The day wasn’t exactly off to a relaxing start when I realized my daughter and I were facing each other, arms crossed in exactly the same position, feet planted firmly. My shoes are NOT on the wrong feet, she insisted, and I DON’T need a coat. Fine. Wrong-shoe-footed and bare-armed we went into the 40-degree early March air. A lovely day for the spa, with the totally chill mindset to match.
We were headed to Spa Castle, the famous compound in College Point, Queens, where a new “generational serenity” package awaited. The invitation sounded a bit like preparation for retirement, but with the assurance that even my four-year-old would enjoy the offerings, we buckled up and headed up the Jackie Robinson Parkway to the unassuming back street where the massive cobalt-and-white edifice stands.
Truth be told, I had been waiting for this moment for, oh, about a decade. You see, I am the mother of three wonderful boys who have never expressed a single preference when it comes to soap or other bath products, and who don’t mind it if I test their cleanliness by sniffing the backs of their necks. (Who else is going to do it? They seem to appreciate—at least for now—my interest.) So when my fourth child was a girl, there were thrills and surprise, and there was also, hovering in the far-off distance, the idea that one day we would get our nails done together.
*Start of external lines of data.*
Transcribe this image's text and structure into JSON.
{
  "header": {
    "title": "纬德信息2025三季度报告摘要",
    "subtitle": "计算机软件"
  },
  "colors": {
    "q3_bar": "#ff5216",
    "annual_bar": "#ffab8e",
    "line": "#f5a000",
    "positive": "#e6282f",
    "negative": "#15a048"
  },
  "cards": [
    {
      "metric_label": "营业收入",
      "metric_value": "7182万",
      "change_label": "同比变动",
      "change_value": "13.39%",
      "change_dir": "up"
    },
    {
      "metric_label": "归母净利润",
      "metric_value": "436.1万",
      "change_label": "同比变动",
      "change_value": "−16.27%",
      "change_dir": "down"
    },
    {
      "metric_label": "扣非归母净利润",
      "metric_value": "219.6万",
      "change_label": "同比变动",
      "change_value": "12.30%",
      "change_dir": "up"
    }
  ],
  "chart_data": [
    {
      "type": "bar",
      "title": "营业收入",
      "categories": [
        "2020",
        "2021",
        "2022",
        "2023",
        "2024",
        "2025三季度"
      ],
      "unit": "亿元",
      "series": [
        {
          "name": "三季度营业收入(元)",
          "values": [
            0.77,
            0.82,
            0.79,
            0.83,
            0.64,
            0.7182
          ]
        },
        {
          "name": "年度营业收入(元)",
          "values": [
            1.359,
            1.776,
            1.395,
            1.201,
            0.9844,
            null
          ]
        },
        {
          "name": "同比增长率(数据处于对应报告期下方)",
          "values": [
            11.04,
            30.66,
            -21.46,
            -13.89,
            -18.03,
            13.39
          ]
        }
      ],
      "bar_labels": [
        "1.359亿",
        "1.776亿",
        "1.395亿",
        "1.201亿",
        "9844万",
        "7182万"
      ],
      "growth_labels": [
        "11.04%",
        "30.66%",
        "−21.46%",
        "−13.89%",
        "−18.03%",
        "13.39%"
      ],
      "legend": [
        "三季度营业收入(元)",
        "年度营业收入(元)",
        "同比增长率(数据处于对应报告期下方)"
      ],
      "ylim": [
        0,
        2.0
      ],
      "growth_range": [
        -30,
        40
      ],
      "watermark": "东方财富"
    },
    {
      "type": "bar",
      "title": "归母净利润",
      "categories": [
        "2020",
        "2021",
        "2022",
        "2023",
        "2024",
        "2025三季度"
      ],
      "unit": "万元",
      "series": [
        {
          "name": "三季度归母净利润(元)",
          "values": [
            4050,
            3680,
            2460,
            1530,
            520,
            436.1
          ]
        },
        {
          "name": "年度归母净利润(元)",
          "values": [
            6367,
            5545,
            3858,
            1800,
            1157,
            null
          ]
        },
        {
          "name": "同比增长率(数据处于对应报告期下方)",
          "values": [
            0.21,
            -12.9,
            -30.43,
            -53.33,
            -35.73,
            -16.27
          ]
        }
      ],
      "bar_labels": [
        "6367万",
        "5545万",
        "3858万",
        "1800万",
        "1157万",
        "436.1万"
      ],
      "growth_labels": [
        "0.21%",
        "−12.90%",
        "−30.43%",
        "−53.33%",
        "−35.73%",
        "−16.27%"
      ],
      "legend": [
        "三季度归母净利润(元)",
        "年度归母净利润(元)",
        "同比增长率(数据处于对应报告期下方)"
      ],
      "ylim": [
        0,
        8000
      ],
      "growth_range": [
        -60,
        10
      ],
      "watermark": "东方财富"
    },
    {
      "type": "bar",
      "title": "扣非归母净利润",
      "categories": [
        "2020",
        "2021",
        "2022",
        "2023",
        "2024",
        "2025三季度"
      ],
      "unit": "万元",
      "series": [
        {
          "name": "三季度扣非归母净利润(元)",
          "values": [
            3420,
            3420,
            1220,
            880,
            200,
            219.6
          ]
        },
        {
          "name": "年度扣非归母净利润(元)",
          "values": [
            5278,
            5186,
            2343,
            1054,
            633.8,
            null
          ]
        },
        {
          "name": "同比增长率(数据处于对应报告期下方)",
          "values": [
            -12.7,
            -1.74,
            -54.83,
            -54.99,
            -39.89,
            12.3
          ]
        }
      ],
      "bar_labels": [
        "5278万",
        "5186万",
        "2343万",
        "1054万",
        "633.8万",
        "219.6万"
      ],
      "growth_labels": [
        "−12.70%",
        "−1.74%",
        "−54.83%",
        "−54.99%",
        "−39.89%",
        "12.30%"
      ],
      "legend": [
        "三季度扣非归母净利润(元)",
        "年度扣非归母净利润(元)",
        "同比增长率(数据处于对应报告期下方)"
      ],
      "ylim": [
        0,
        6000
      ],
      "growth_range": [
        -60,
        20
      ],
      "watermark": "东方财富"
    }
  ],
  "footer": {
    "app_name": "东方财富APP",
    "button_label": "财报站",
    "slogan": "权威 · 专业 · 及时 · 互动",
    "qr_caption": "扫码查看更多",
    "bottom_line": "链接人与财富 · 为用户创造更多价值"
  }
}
That day came sooner than expected. Perhaps because she was bouncing around a house filled with testosterone, my daughter was all about tiaras and unicorns and tutus and “pink is my favorite color” just about as soon as she could pronounce any of those words. She started coming with me to the nail salon, and she freaking loved it. There were not that many spaces for her that are suffused (despite the not-insignificant number of male clientele—this is Brooklyn!) with girly vibes, and she was a sponge for them, batting her eyelashes at the ladies wielding their nail files and squinting hard at the difference between Essie’s Ballet Slippers and Mademoiselle.
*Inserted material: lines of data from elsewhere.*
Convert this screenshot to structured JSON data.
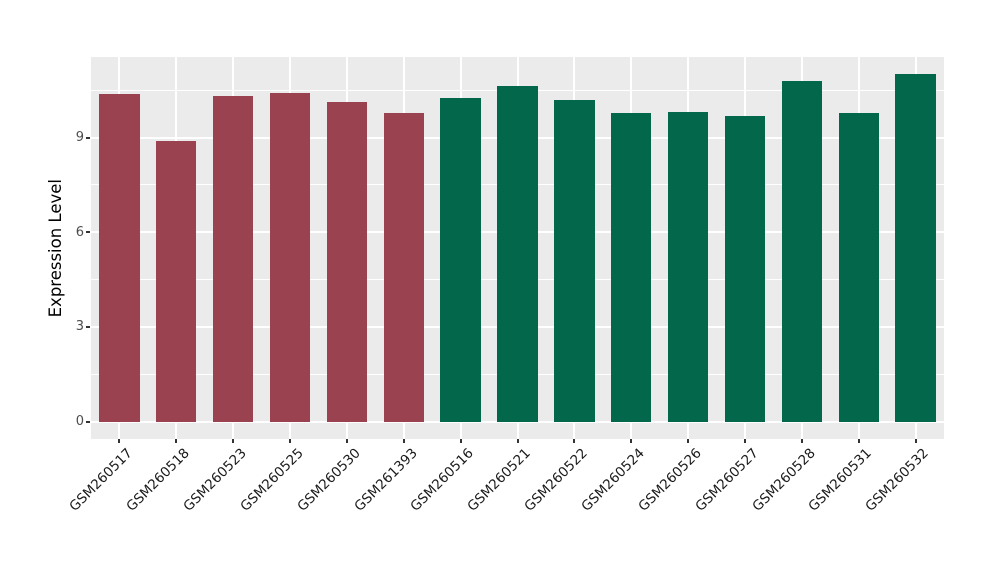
{
  "chart_data": {
    "type": "bar",
    "title": "",
    "xlabel": "",
    "ylabel": "Expression Level",
    "categories": [
      "GSM260517",
      "GSM260518",
      "GSM260523",
      "GSM260525",
      "GSM260530",
      "GSM261393",
      "GSM260516",
      "GSM260521",
      "GSM260522",
      "GSM260524",
      "GSM260526",
      "GSM260527",
      "GSM260528",
      "GSM260531",
      "GSM260532"
    ],
    "values": [
      10.37,
      8.9,
      10.32,
      10.4,
      10.12,
      9.77,
      10.24,
      10.63,
      10.2,
      9.77,
      9.82,
      9.67,
      10.79,
      9.78,
      11.01
    ],
    "bar_groups": [
      "group1",
      "group1",
      "group1",
      "group1",
      "group1",
      "group1",
      "group2",
      "group2",
      "group2",
      "group2",
      "group2",
      "group2",
      "group2",
      "group2",
      "group2"
    ],
    "group_colors": {
      "group1": "#9B4250",
      "group2": "#03684B"
    },
    "yticks": [
      0,
      3,
      6,
      9
    ],
    "minor_yticks": [
      1.5,
      4.5,
      7.5,
      10.5
    ],
    "ylim": [
      -0.55,
      11.55
    ],
    "bar_width_frac": 0.71,
    "grid": true,
    "legend": "none",
    "colors": {
      "panel_bg": "#EBEBEB",
      "grid": "#FFFFFF",
      "y_tick_label": "#4D4D4D",
      "x_tick_label": "#1A1A1A",
      "tick_mark": "#333333",
      "axis_title": "#000000",
      "figure_bg": "#FFFFFF"
    }
  }
}
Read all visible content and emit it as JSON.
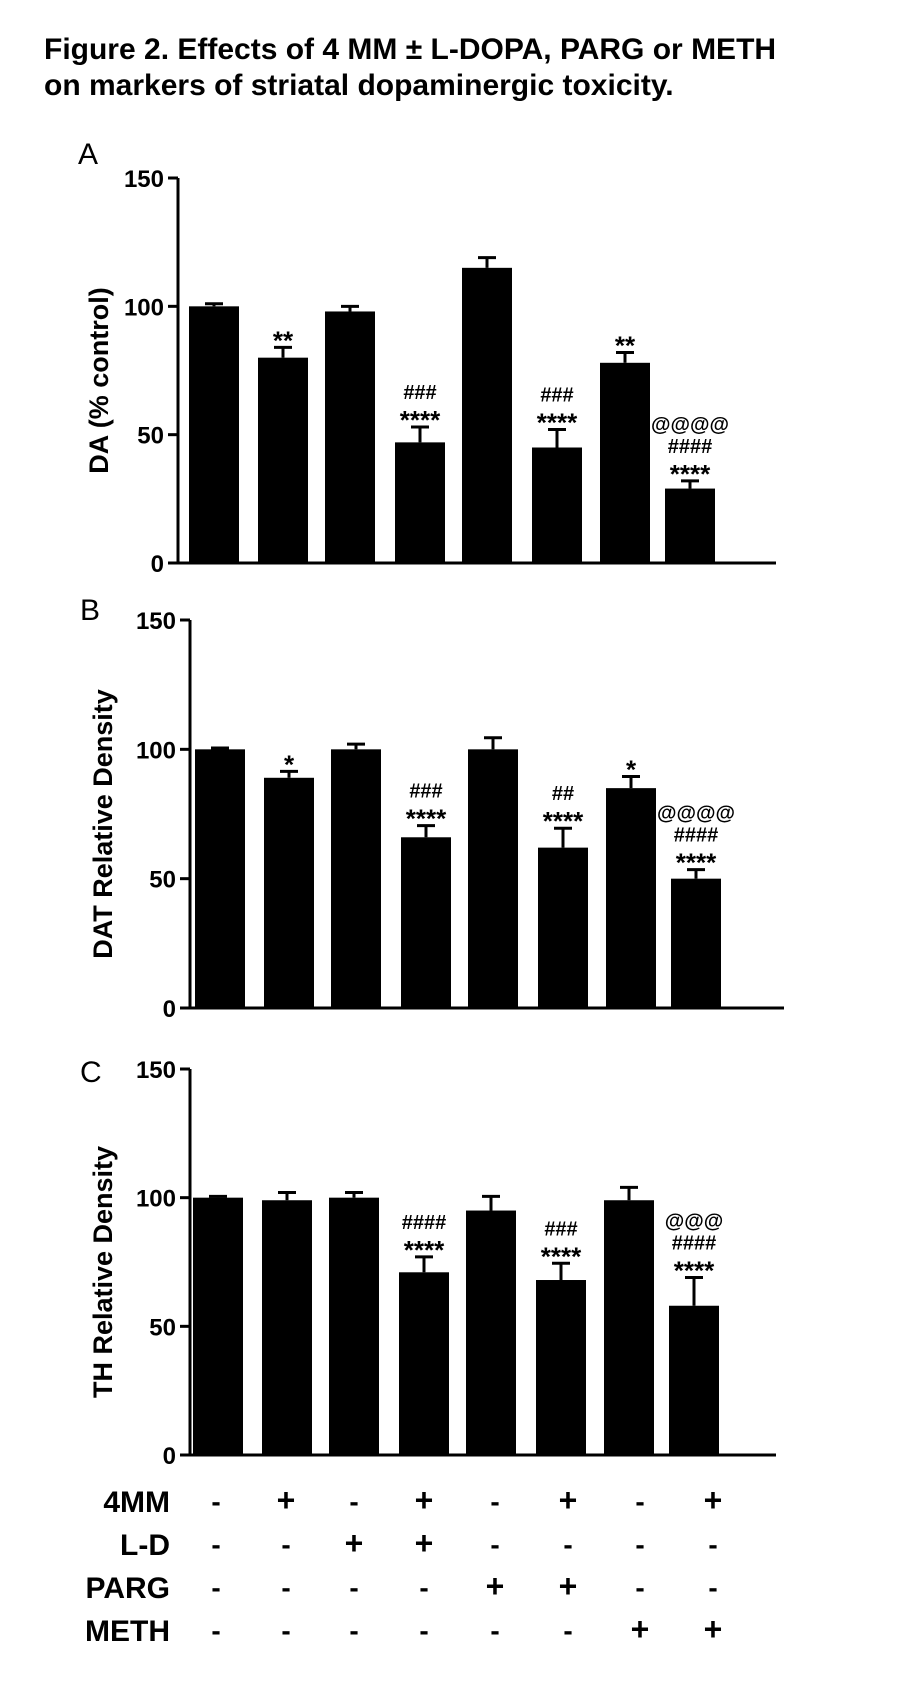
{
  "title": {
    "line1": "Figure 2. Effects of 4 MM ± L-DOPA, PARG or METH",
    "line2": "on markers of striatal dopaminergic toxicity."
  },
  "colors": {
    "bar": "#000000",
    "background": "#ffffff"
  },
  "chart_data": [
    {
      "type": "bar",
      "panel": "A",
      "ylabel": "DA (% control)",
      "ylim": [
        0,
        150
      ],
      "yticks": [
        0,
        50,
        100,
        150
      ],
      "values": [
        100,
        80,
        98,
        47,
        115,
        45,
        78,
        29
      ],
      "errors": [
        1,
        4,
        2,
        6,
        4,
        7,
        4,
        3
      ],
      "annotations": [
        [],
        [
          "**"
        ],
        [],
        [
          "###",
          "****"
        ],
        [],
        [
          "###",
          "****"
        ],
        [
          "**"
        ],
        [
          "@@@@",
          "####",
          "****"
        ]
      ]
    },
    {
      "type": "bar",
      "panel": "B",
      "ylabel": "DAT Relative Density",
      "ylim": [
        0,
        150
      ],
      "yticks": [
        0,
        50,
        100,
        150
      ],
      "values": [
        100,
        89,
        100,
        66,
        100,
        62,
        85,
        50
      ],
      "errors": [
        0.5,
        2.5,
        2,
        4.5,
        4.5,
        7.5,
        4.5,
        3.5
      ],
      "annotations": [
        [],
        [
          "*"
        ],
        [],
        [
          "###",
          "****"
        ],
        [],
        [
          "##",
          "****"
        ],
        [
          "*"
        ],
        [
          "@@@@",
          "####",
          "****"
        ]
      ]
    },
    {
      "type": "bar",
      "panel": "C",
      "ylabel": "TH Relative Density",
      "ylim": [
        0,
        150
      ],
      "yticks": [
        0,
        50,
        100,
        150
      ],
      "values": [
        100,
        99,
        100,
        71,
        95,
        68,
        99,
        58
      ],
      "errors": [
        0.5,
        3,
        2,
        6,
        5.5,
        6.5,
        5,
        11
      ],
      "annotations": [
        [],
        [],
        [],
        [
          "####",
          "****"
        ],
        [],
        [
          "###",
          "****"
        ],
        [],
        [
          "@@@",
          "####",
          "****"
        ]
      ]
    }
  ],
  "treatment_table": {
    "rows": [
      {
        "label": "4MM",
        "signs": [
          "-",
          "+",
          "-",
          "+",
          "-",
          "+",
          "-",
          "+"
        ]
      },
      {
        "label": "L-D",
        "signs": [
          "-",
          "-",
          "+",
          "+",
          "-",
          "-",
          "-",
          "-"
        ]
      },
      {
        "label": "PARG",
        "signs": [
          "-",
          "-",
          "-",
          "-",
          "+",
          "+",
          "-",
          "-"
        ]
      },
      {
        "label": "METH",
        "signs": [
          "-",
          "-",
          "-",
          "-",
          "-",
          "-",
          "+",
          "+"
        ]
      }
    ]
  }
}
My local mega-spa is not the only institution that has cottoned on to this kind of interest. At Moar Gut, a chic-looking place in Salzburg, Austria, you can fine-tune your baby’s early development with baby yoga, baby massage, and something called “baby floating” that looks just as adorable as it sounds. At the Royal Champagne spa in Champillon, France, you can book a treatment for your six-year-old crafted by Bonpoint: “Once upon a time,” the spa menu reads, “Because it’s never too early to introduce beauty and wellbeing to every one of us.” The Cheval Blanc spa at the St. Bart’s outpost offers a suite of “my first Guerlain” skin-care experiences.
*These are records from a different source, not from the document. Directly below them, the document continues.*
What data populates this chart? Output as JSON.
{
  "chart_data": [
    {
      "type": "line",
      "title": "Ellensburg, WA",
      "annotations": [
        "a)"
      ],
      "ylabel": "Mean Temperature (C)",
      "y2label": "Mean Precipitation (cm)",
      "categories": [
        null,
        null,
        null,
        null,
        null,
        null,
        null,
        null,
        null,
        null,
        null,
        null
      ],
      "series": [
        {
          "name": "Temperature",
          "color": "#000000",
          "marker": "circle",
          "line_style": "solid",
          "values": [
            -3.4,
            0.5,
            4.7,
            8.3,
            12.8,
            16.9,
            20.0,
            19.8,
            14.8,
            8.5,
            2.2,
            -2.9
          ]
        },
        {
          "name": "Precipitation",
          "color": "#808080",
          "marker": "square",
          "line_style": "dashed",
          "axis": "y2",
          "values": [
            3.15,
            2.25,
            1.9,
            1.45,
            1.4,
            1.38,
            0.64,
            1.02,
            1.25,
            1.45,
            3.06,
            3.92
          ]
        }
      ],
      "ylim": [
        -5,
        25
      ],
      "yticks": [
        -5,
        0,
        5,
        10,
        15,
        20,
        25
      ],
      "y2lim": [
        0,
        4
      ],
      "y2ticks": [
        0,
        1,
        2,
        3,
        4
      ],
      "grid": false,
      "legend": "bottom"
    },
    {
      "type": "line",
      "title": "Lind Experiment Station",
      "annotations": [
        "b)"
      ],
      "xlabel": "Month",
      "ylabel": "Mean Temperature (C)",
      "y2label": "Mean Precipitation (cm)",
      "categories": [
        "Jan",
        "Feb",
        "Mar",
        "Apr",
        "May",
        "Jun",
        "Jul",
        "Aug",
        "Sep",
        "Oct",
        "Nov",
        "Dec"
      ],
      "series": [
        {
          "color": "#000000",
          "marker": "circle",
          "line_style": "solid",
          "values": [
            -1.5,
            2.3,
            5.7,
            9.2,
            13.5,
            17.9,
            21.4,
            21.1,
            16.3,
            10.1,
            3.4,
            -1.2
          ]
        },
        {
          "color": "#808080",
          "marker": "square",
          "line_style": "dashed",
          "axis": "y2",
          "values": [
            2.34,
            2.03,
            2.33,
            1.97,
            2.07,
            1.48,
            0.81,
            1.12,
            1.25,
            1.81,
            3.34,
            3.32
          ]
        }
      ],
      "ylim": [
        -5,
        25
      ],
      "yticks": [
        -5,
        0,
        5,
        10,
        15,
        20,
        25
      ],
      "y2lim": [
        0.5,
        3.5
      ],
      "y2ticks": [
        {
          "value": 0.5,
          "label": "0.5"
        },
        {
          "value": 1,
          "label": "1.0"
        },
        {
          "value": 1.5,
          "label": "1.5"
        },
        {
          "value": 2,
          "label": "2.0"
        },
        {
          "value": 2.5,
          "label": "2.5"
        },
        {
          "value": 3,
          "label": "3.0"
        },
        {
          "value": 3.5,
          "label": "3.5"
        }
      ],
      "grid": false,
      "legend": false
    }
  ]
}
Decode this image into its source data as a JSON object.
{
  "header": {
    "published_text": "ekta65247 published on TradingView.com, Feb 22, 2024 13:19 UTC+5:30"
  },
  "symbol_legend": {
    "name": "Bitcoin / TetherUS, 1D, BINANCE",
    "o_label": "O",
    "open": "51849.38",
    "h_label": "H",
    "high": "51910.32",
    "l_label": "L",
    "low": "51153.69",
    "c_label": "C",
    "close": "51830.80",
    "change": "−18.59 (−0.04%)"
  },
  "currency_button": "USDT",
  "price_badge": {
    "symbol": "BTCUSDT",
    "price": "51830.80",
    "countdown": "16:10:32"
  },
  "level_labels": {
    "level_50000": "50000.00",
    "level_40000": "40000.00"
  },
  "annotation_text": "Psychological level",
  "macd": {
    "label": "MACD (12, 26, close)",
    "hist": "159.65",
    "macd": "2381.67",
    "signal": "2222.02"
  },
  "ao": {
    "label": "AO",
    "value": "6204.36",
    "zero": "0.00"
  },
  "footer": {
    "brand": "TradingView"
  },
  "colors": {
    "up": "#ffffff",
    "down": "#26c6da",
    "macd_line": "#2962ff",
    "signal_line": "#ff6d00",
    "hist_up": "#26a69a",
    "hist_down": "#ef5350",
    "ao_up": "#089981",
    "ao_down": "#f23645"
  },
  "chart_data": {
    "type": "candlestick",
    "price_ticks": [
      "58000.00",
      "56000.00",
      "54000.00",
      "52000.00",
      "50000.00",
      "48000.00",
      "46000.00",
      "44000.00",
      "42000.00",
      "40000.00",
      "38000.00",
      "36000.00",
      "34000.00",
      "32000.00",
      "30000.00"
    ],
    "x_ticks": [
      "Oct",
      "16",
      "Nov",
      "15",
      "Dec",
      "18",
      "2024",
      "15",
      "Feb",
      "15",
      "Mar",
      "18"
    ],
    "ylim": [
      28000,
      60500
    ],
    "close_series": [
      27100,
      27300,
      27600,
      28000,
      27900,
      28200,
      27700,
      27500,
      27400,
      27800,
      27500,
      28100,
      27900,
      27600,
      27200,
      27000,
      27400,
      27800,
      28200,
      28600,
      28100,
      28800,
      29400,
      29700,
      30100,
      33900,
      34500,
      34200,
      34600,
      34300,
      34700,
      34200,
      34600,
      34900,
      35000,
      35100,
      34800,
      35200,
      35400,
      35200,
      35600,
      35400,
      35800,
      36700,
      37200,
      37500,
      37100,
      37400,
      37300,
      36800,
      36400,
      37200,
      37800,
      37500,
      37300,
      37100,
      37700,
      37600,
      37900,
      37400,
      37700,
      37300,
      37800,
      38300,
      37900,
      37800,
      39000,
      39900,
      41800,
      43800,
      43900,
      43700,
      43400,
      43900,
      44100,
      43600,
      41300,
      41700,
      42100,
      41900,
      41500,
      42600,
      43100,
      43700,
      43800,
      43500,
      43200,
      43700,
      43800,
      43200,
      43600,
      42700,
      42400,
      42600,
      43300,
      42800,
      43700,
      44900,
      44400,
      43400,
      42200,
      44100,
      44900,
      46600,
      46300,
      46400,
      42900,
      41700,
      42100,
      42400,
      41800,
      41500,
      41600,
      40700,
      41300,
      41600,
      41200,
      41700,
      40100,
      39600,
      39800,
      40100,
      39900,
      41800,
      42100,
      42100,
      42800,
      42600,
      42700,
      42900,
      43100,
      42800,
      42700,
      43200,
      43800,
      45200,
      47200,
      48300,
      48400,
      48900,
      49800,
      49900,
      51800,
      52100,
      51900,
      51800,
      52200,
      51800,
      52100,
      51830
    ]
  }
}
I couldn’t quite swing a trip to the Caribbean on a random Sunday, so when the Spa Castle rep reassured me that four was not (as I suspected) just a tad too young for what they had in mind, I didn’t take much convincing. At the spa itself, it was a slightly different story. “Our youngest client ever!” the receptionist exclaimed, peering over the counter at my tow-headed toddler. We followed her down a corridor, dimly lit by faux candles and bordered by slim gulleys filled with obsidian stones—not, I had to quickly assure my daughter, for picking up and putting in her pockets. Two massage tables awaited us, and my daughter was immediately game for the challenge of scaling hers—a playground inside! A boost, several towels propped around her head, and she was ready for her facial. “What do you use to cleanse…” the technician began before trailing off with the realization that this girl’s face had only ever met a washcloth, and she wasn’t going to have much to say when it came to her nonexistent skin-care routine.